[lbo-talk] Brooks on Haiti

Michael Pollak mpollak at panix.com
Sun Jan 17 04:54:27 PST 2010


On Sun, 17 Jan 2010, Joseph Catron wrote:


> I mulled this one over for a day, but am still not entirely sure, as an
> Italian-American in Crown Heights, that the examples you choose are the
> best to disprove Brooks' claim. Are you familiar with the basic thesis
> of David Hackett Fischer's *Albion's Seed*, or the research Malcolm
> Gladwell wrote about in *Outliers* on Southerners and our unwillingness
> to take guff? Culture does cast a long shadow ...

I'm a big fan of that book, but its argument about the back country is couched entirely in terms of sociology and the formative moments of culture. It was the social situation of living for centuries in the disputed borderlands between England and Scotland and being ravaged in revenge raids by both kings that created the culture of the "borderers" that was transmitted to the America Hill country when peace between the kings led to joint pacification and ejection. Fischer examines many axes of this creation and marshalls lots of evidence. He is very specific about time and place. There is no comparison.

The fact that cultural transmission argument are valid when they are made well -- and I'm a big fan of the form -- has no bearing on cultural arguments that are made badly. The stupid ones with no evidence where the reverse is just as true are still wrong.

And IMHO using religion as your sole and ultimate cultural ground is always a bad idea because all religions worth their salt contain opposite points of view.


> Which is not to say that Brooks' claim concerning Vodou is correct. I
> studied the Afro-Caribbean religions in college, and probably know a bit
> more about them than the average white American, but haven't thought
> much about how they might relate to Weber's Protestant ethic.

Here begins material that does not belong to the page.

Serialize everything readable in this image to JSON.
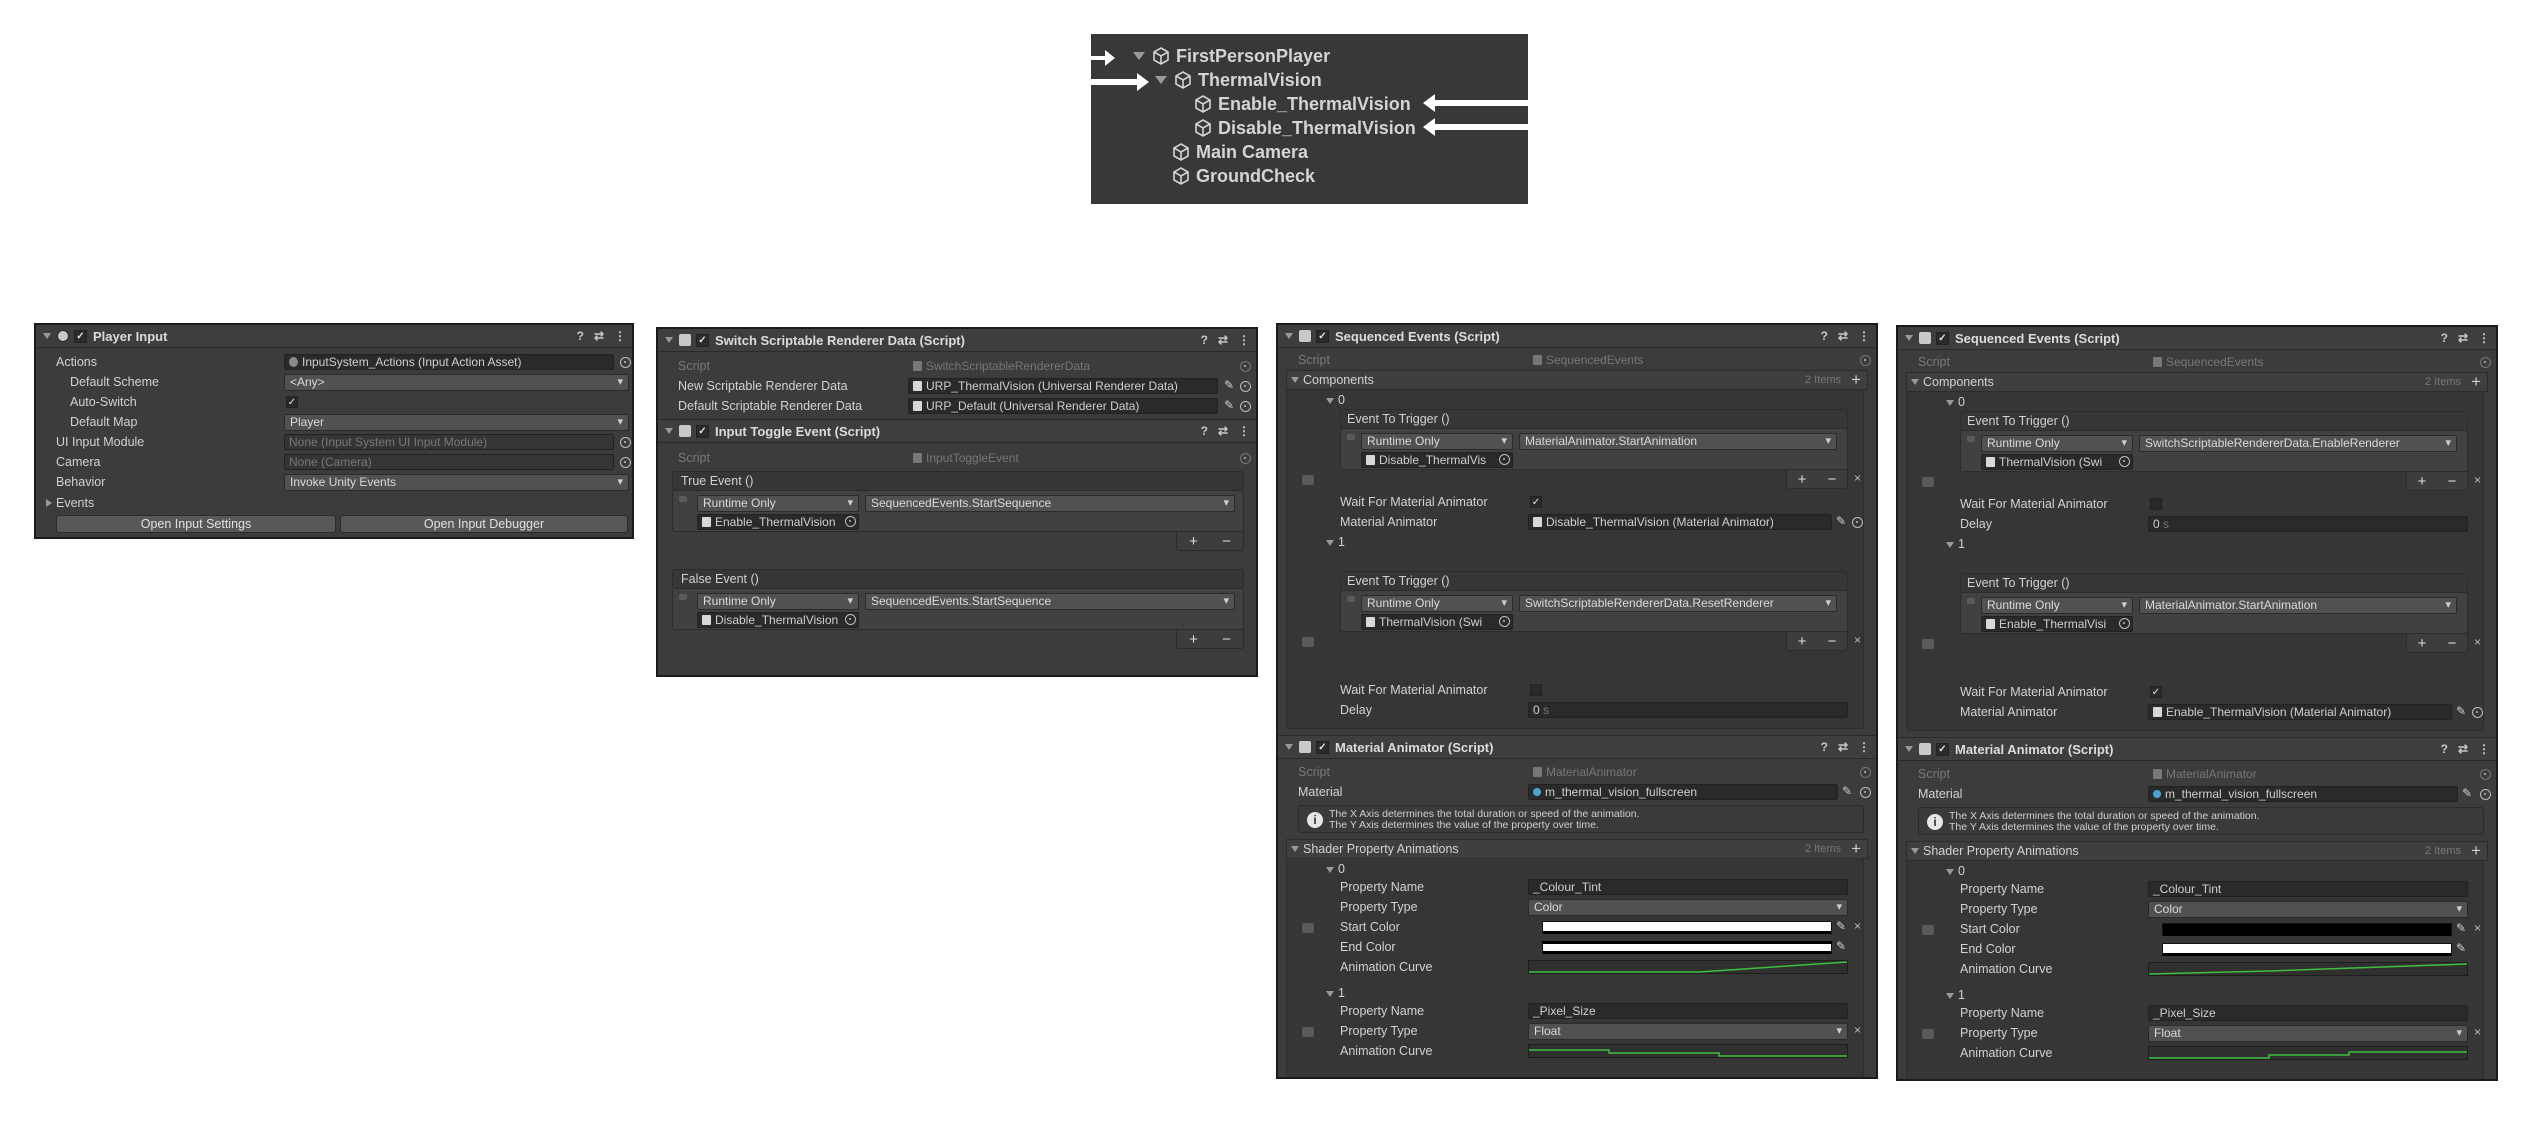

Weber's is the most beautifully written attempt to make such an argument. But it's the exception that proves the rule: it's based on extreme irony. And it wisely confines itself to explaining a unique event, so no comparisons are possible.

Weber's argument doesn't have anything to do with comparing protestant and catholic countries, or protesantism with any other religion. It only applies to one question: why did modern capitalism (which he defines as capitalism where (a) labor became fully a commodity, and (b) growth of capital became a goal in itself, rather than a means for great consumption) begin in England *rather than France or Italy?* And his answer is because back then they had Calvinist saints who, etc.

After that the start is made, the system takes over -- the iron cage -- and such motivations are unnecessary. They are only necessary to explain why the cake of custom is originally broken.